Experimental: Synchronization
Calyx's default semantics do not admit any predictable form of language-level synchronization in presence of parallelism. We're currently experimenting with a suite of new primitives that add synchronization to the language.
@sync
attribute
Motivation
Consider the following control program in calyx:
par {
/// thread A
while lt.out with comp {
seq {
incr_idx;
add_r_to_accm;
}
}
/// thread B
while lt.out with comp {
seq {
incr_r;
}
}
}
where groups add_r_to_accm
and incr_r
reads value and increments value in register r
, respectively, as indicated by their names.
Because calyx does not make any guarantee of the order of execution for threads running in parallel, it is impossible for us to determine which thread will access r first for each iteration.
Nondeterminism when running parallel threads is beneficial on the compiler's end, as it will give the compiler more freedom for optimization. However, we sometimes do want to give parallel threads a measure of ordering while still taking advantage of the performance boost of parallelism. The @sync
attribute allows us to do that.
Using the @sync
attribute
Now we want to modify the program above so that in every iteration, thread A always reads after thread B finishes incrementing using the @sync
attribute with the following:
par {
// thread A
while lt.out with comp {
seq {
incr_idx;
@sync(1);
add_r_to_accm;
@sync(2);
}
}
// thread B
while lt.out with comp {
seq {
incr_r;
@sync(1);
@sync(2);
}
}
}
First and foremost, always remember to import "primitives/sync.futil" when using the @sync attribute.
The @sync
syntax can only be marked with empty statements. @sync
means that the thread
marked with a certain value, now called barrier index, for this attribute, must stop and wait for all other threads marked with the same barrier index to arrive, at which point they can proceed.

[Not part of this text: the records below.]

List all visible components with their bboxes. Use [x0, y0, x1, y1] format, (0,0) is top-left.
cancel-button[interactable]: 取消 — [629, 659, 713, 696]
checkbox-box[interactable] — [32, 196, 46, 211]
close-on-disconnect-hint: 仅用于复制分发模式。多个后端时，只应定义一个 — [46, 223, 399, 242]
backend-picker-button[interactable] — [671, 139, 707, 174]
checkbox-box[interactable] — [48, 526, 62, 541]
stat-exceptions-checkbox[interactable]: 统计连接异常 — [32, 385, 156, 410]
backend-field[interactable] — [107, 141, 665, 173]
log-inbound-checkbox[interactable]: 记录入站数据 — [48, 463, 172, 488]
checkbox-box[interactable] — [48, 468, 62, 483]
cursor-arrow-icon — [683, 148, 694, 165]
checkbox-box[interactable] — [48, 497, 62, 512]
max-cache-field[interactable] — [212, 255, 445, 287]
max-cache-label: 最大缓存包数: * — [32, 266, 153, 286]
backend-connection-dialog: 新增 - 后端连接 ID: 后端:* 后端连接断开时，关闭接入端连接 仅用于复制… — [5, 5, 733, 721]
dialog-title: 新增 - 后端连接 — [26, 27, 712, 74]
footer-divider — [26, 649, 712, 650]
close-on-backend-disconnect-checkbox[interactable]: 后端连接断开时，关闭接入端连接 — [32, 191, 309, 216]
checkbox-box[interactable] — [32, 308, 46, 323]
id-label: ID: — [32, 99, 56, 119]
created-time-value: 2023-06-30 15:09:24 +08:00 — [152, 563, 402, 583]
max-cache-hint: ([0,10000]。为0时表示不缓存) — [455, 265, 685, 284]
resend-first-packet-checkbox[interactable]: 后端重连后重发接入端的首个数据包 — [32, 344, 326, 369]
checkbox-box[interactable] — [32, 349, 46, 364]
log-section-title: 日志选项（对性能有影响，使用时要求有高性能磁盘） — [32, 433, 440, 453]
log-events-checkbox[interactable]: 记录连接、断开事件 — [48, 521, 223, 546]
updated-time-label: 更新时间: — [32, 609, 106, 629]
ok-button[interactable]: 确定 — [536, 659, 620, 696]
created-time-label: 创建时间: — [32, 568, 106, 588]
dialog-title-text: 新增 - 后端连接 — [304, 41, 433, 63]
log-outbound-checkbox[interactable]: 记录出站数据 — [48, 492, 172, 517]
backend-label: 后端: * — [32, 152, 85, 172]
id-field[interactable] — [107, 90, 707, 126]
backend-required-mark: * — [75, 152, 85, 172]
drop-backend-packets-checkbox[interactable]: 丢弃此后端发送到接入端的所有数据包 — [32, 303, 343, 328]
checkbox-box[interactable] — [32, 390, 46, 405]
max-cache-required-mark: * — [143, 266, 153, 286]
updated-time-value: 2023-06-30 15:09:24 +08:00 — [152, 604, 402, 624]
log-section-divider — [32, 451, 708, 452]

In the modified program above, we see that incr_idx
and incr_r
must both finish in order for either thread to go forth. Because add_r_to_accm
is executed after incr_idx
in thread A, we know that in each iteration, incr_r
will always increment r
before add_r_to_accm
reads it. We've also inserted another barrier at the end of the while loops for each thread, which essentially means add_r_to_accm
has to finish before either thread enters the next iteration.
Synchronization in Branches
We can also have "barriers" in if
branches:
par {
// thread 1
while lt.out with comp {
if eq.out with st_0 {
seq {
prod_0;
@sync(1);
switch_to_st_1;
@sync(2);
}
}
else {
seq {
prod_1;
@sync(1);
switch_to_st_0;
@sync(2);
}
}
}
// thread 2
while lt.out with comp {
seq {
@sync(1);
reg_to_mem;
incr_idx;
@sync(2);
}
}
}
}
In this control program, both branches of thread 1 have statements marked with @sync(1)
,
which syncs it up with thread 2.
Be really really careful when using the @sync
attribute in conditional branches!
If the other thread sharing one "barrier" with your thread is blocked unconditionally,
then you would probably want to have the same @sync
value in both branches; since
having the same @sync
value in only one branch would likely lead to a "deadlock"
situation: if thread A is running in the unlocked branch while the thread B
has a "barrier" that is expecting two threads, thread B may never proceed because
thread A never arrives at the "barrier".
More Complex Example
If you want to see a more complex design using @sync
, see
sync-dot-product
Limitations
Currently we only support two threads sharing the same "barrier", i.e., only two threads can have control with the @sync
attribute marked with the same value.